Saturday , July 24 2021

U.S. Senator asks companies about selling hard disk drives to Huawei

The Huawei logo will be displayed at the IFA Consumer Technology Fair in Berlin, Germany September 3, 2020. REUTERS / Michele Tantussi / File Photo

A senior Republican U.S. senator on Tuesday asked the executives of Toshiba America Electronic Components (6502.T), Seagate Technology (STX.O), and Western Digital Corp (WDC.O) if the companies were supplying Huawei (HWT.UL) with foreign-produced hard disk drives.

Senator Roger Wicker, the rank-and-file member of the U.S. Department of Commerce, said a U.S. Commerce Department regulation in 2020 sought to “remove Huawei’s ability to purchase articles that are the direct product of designated U.S. technology or software, such as hard disks. “

He said he was “engaged in a fact-finding process … about whether leading global hard disk drive vendors are complying” with the scheme.

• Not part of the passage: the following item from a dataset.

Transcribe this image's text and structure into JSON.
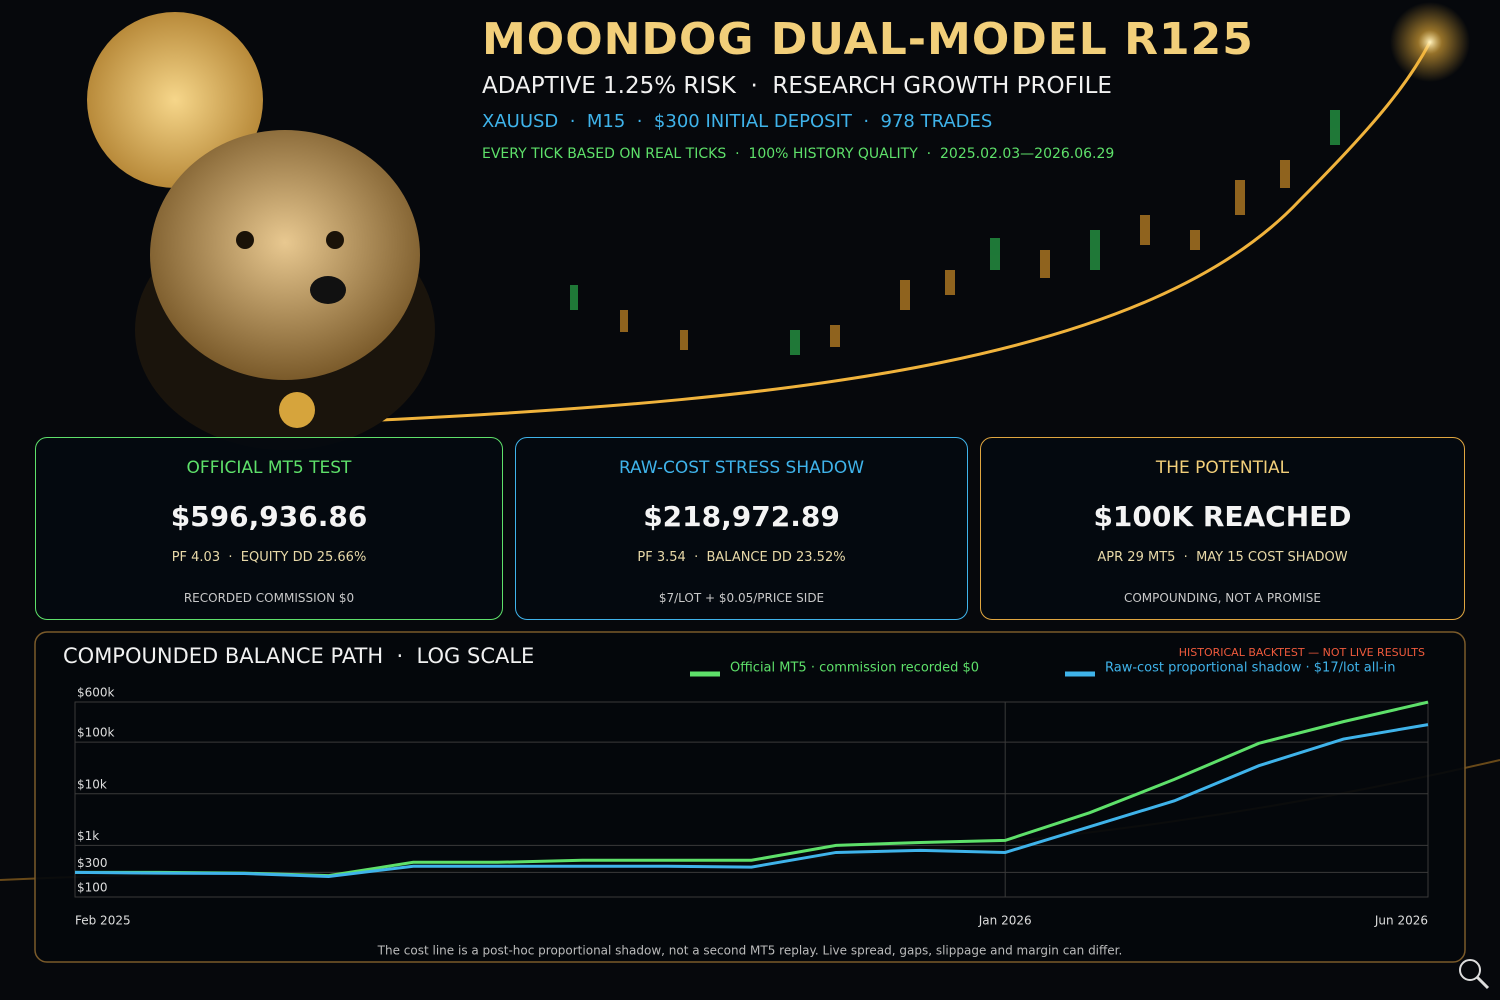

Western Digital said in a statement to Reuters that it “stopped shipping to Huawei in mid-September 2020 to comply with new rules issued by the Department of Commerce. We are requesting a permit to ship products to Huawei in September 2020. Our application is still pending. . “

The other companies and Huawei did not immediately respond to requests for comment.

Wicker asked the companies if they believed the regulation “prohibits shipping hard disk drives to Huawei or any unlicensed branch” and the status of all licensing applications for shipping products to Huawei.

Wicker also copied trade secretary Gina Raimondo over the letter, urging her action “against any company found to circumvent a part” of the rule, saying Huawei “seriously harms national security.”

The Department of Commerce’s action in August also focused on its access to commercially available chips.

In August, the administration of former President Donald Trump also added 38 Huawei branches in 21 countries to the US government’s economic blacklist, increasing the total to 152 branches since Huawei was first added in May 2019.

Washington has urged governments around the world to oust Huawei, arguing that the company would transfer data to the Chinese government for espionage. Huawei denies espionage for China.